Mumbai

Syndicate & solidarity but not servitude! How Mumbai's 'didis' run an unseen matriarchal grid

A city that runs because they do.

Prerona

In Mumbai, domestic workers are more than help; they’re the city’s quiet backbone. They hold homes together while their own often go neglected. But they also have their days, shortcuts, and stories. A glimpse into a quiet, ongoing barter the city!

In the steaming, screaming, speedwalking city of Mumbai, power doesn’t knock. Most times, it has a key and a recurrent remark: "Aaj zyada bartan kyun hai?" One of the most under-acknowledged 'syndicates' of them all is not on Mumbai's Dalal Street but in its housing societies.

In this Maximum City, the ones who keep the chaos contained aren’t only boardroom bosses but also women with mops, rubber slippers, and an unshakeable sense of purpose - "The Didis of Mumbai".

Forget power lunches! The real executive hustle happens between 7 and 10 AM, in society elevators and stairwells. These didis run 4-5 households that aren't theirs, often more efficiently than the one they go home to. And they don't have time for baloney!

Negotiation, Diplomacy and often, Divine Intervention

TVF got close with Very Parivarik's Maid: The Didi episode. A young couple tries to explain to their visiting parents that hiring a maid in this city isn’t just logistics. It’s a test of patience, negotiation, diplomacy and often divine intervention. To the uninitiated, this might seem exaggerated. To Mumbai residents, however, it’s realism.

“We don’t find jobs. We find people.”

Each didi has an allocated “sector”, and the territory is sacred. They know where to work, when to strike, and whom to avoid (A-602 is stingy, B-703 has CCTV, C-305 calls you on holidays).
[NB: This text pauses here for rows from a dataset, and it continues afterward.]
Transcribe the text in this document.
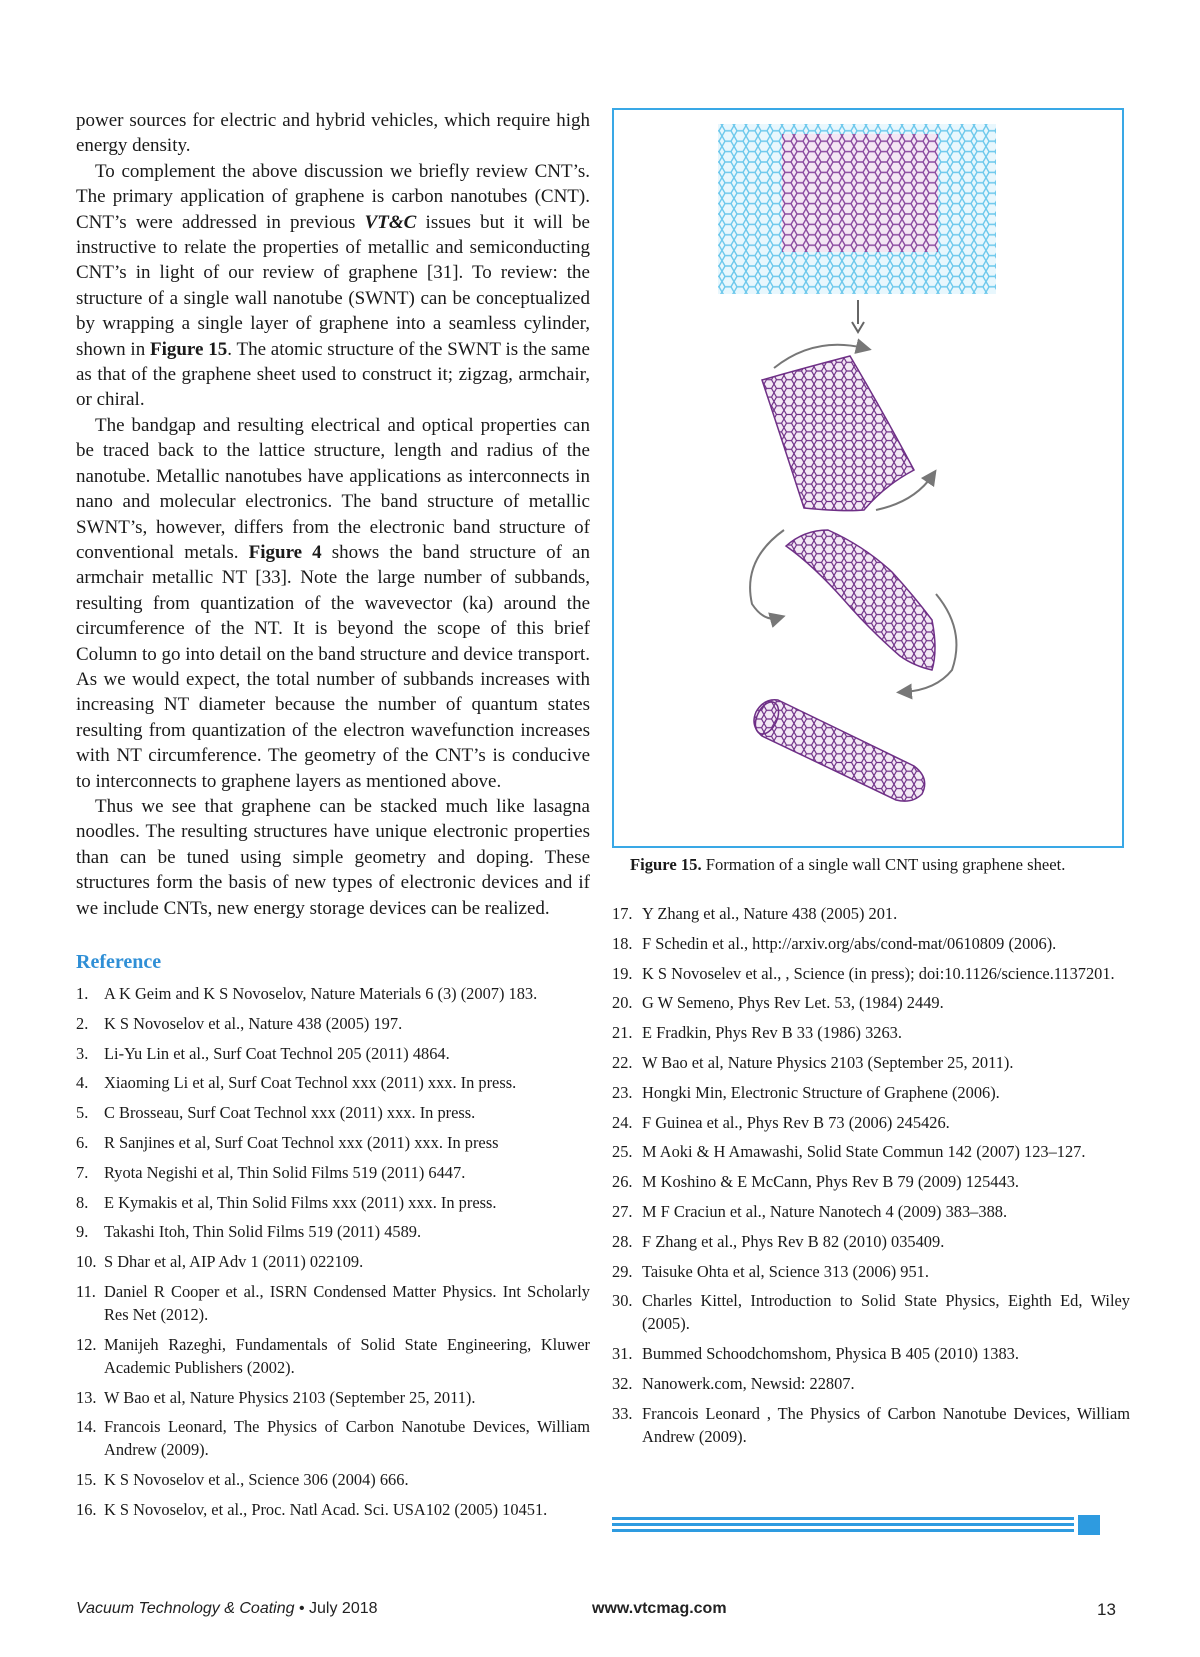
power sources for electric and hybrid vehicles, which require high energy density.

To complement the above discussion we briefly review CNT’s. The primary application of graphene is carbon nanotubes (CNT). CNT’s were addressed in previous VT&C issues but it will be instructive to relate the properties of metallic and semiconducting CNT’s in light of our review of graphene [31]. To review: the structure of a single wall nanotube (SWNT) can be conceptualized by wrapping a single layer of graphene into a seamless cylinder, shown in Figure 15. The atomic structure of the SWNT is the same as that of the graphene sheet used to construct it; zigzag, armchair, or chiral.

The bandgap and resulting electrical and optical properties can be traced back to the lattice structure, length and radius of the nanotube. Metallic nanotubes have applications as interconnects in nano and molecular electronics. The band structure of metallic SWNT’s, however, differs from the electronic band structure of conventional metals. Figure 4 shows the band structure of an armchair metallic NT [33]. Note the large number of subbands, resulting from quantization of the wavevector (ka) around the circumference of the NT. It is beyond the scope of this brief Column to go into detail on the band structure and device transport. As we would expect, the total number of subbands increases with increasing NT diameter because the number of quantum states resulting from quantization of the electron wavefunction increases with NT circumference. The geometry of the CNT’s is conducive to interconnects to graphene layers as mentioned above.

Thus we see that graphene can be stacked much like lasagna noodles. The resulting structures have unique electronic properties than can be tuned using simple geometry and doping. These structures form the basis of new types of electronic devices and if we include CNTs, new energy storage devices can be realized.

Reference
1. A K Geim and K S Novoselov, Nature Materials 6 (3) (2007) 183.
2. K S Novoselov et al., Nature 438 (2005) 197.
3. Li-Yu Lin et al., Surf Coat Technol 205 (2011) 4864.
4. Xiaoming Li et al, Surf Coat Technol xxx (2011) xxx. In press.
5. C Brosseau, Surf Coat Technol xxx (2011) xxx. In press.
6. R Sanjines et al, Surf Coat Technol xxx (2011) xxx. In press
7. Ryota Negishi et al, Thin Solid Films 519 (2011) 6447.
8. E Kymakis et al, Thin Solid Films xxx (2011) xxx. In press.
9. Takashi Itoh, Thin Solid Films 519 (2011) 4589.
10. S Dhar et al, AIP Adv 1 (2011) 022109.
11. Daniel R Cooper et al., ISRN Condensed Matter Physics. Int Scholarly Res Net (2012).
12. Manijeh Razeghi, Fundamentals of Solid State Engineering, Kluwer Academic Publishers (2002).
13. W Bao et al, Nature Physics 2103 (September 25, 2011).
14. Francois Leonard, The Physics of Carbon Nanotube Devices, William Andrew (2009).
15. K S Novoselov et al., Science 306 (2004) 666.
16. K S Novoselov, et al., Proc. Natl Acad. Sci. USA102 (2005) 10451.
Figure 15. Formation of a single wall CNT using graphene sheet.
17. Y Zhang et al., Nature 438 (2005) 201.
18. F Schedin et al., http://arxiv.org/abs/cond-mat/0610809 (2006).
19. K S Novoselev et al., , Science (in press); doi:10.1126/science.1137201.
20. G W Semeno, Phys Rev Let. 53, (1984) 2449.
21. E Fradkin, Phys Rev B 33 (1986) 3263.
22. W Bao et al, Nature Physics 2103 (September 25, 2011).
23. Hongki Min, Electronic Structure of Graphene (2006).
24. F Guinea et al., Phys Rev B 73 (2006) 245426.
25. M Aoki & H Amawashi, Solid State Commun 142 (2007) 123–127.
26. M Koshino & E McCann, Phys Rev B 79 (2009) 125443.
27. M F Craciun et al., Nature Nanotech 4 (2009) 383–388.
28. F Zhang et al., Phys Rev B 82 (2010) 035409.
29. Taisuke Ohta et al, Science 313 (2006) 951.
30. Charles Kittel, Introduction to Solid State Physics, Eighth Ed, Wiley (2005).
31. Bummed Schoodchomshom, Physica B 405 (2010) 1383.
32. Nanowerk.com, Newsid: 22807.
33. Francois Leonard , The Physics of Carbon Nanotube Devices, William Andrew (2009).
Vacuum Technology & Coating • July 2018	www.vtcmag.com	13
There are blacklists, borders that are delineated by mutual respect and above all, a sense of unsaid solidarity.

For instance, if Maya didi is in charge of cleaning 703-B, Tamanna didi, though just as capable, won’t step in during her absence. Not because she cannot but because she will not, unless expressly deputed by her fellow 'syndicate member'. One didi I spoke to, Shanno, smiled when I asked her how she finds work and said, “We don’t find jobs. We find people.”

But what are blacklists?

Well, picture this: You upset your house help, perhaps by heavying the sink with extra plates for two days in a row or audaciously asking her to come on time, on a Sunday! Or maybe worse, you didn’t tidy up enough before she arrived, and now she has flipped out.

What follows isn't just passive aggression. Your home is "blacklisted". Within moments, they share information the way kings once shared bloodlines; discreetly but with lasting consequence.
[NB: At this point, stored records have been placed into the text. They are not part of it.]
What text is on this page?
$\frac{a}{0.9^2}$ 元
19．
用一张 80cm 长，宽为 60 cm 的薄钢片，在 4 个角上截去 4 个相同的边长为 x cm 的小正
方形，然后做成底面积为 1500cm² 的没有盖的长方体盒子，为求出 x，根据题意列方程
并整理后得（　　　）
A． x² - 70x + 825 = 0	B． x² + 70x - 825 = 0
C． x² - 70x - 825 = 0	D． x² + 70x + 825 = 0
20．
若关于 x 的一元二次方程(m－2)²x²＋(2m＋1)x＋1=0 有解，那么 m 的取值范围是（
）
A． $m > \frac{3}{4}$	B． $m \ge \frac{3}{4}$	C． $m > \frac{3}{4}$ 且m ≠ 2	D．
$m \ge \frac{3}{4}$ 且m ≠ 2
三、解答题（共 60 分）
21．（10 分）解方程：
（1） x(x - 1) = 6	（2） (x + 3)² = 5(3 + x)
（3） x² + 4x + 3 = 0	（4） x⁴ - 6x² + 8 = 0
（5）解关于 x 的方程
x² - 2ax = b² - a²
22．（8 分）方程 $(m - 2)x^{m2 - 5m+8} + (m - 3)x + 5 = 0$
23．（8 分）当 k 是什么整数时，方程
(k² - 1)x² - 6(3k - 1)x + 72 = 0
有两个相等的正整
This intel-sharing is less about surveillance and more about solidarity. In the same way Mumbai autos refuse to go "East to West", house helps refuse to cross invisible moral lines. We may think its gangstah, they call it mutual respect.

Then there are those who drift in like ghosts, quietly asking for work while dodging the wary gaze of the resident didis. But by the next day, they usually vanish without a trace. That might sound darker than it actually is, but we'll never know!

The Societal Bai-laws

So when your didi comes late, you don’t question her. You ask if she’s okay. When she wants a day off, you nod approvingly. You pray she doesn’t leave. Because in Mumbai, the rent may be high, but the real crisis? Is when your didi says she’s going to her gaon for a week or maybe her dawakhaana for the day. You can just light a candle and pray for her return!

She will have her off days, her shortcuts, her stories. The narratives, scattered like breadcrumbs; a sick child, a prickly mother-in-law, an unannounced cousin and so on! Maybe they’re true. Maybe not. Maybe stretched, but always timed just right! She leans on your guilt, like many domestic workers who know how to press just gently enough on an employer’s conscience. It works. Guilt has power, and so does dependence.

She likely knows what moves you and sometimes, you know you’re being played. Yet you go along because this is a quiet, ongoing barter in Mumbai!

Chores gendered, changes  cosmetic

While mornings are spent managing a few entitled families, and maybe caste-coded snarks, these didis live a different life beyond the society gates. Many return to households where income is theirs, but authority is not. Chores remain gendered. Change remains cosmetic.

But that's a story for another time!

Reputation is currency

However, at its core, the househelp network in multiple Mumbai societies remains a matriarchal spectacle. They fight. They forgive. They unionise. But the highlight? Within this matriarchy, there are no ladders. Only thrones!

Every didi sits upon hers with a quiet self-assurance that is often mistaken for pride. But in a city that forgets names within moments, self-respect is not vanity. Rather, it is resistance!

Think it's "just domestic work"?

Landlords may choose tenants, but didis choose homes. Essentially, you don't find a didi; she finds you. And in Mumbai, a city that worships efficiency and overworks empathy, it’s the women with calloused hands and unflinching standards who set the tone, not just for cleanliness, but for conduct. However, if you think that’s just domestic work, you’re not paying attention!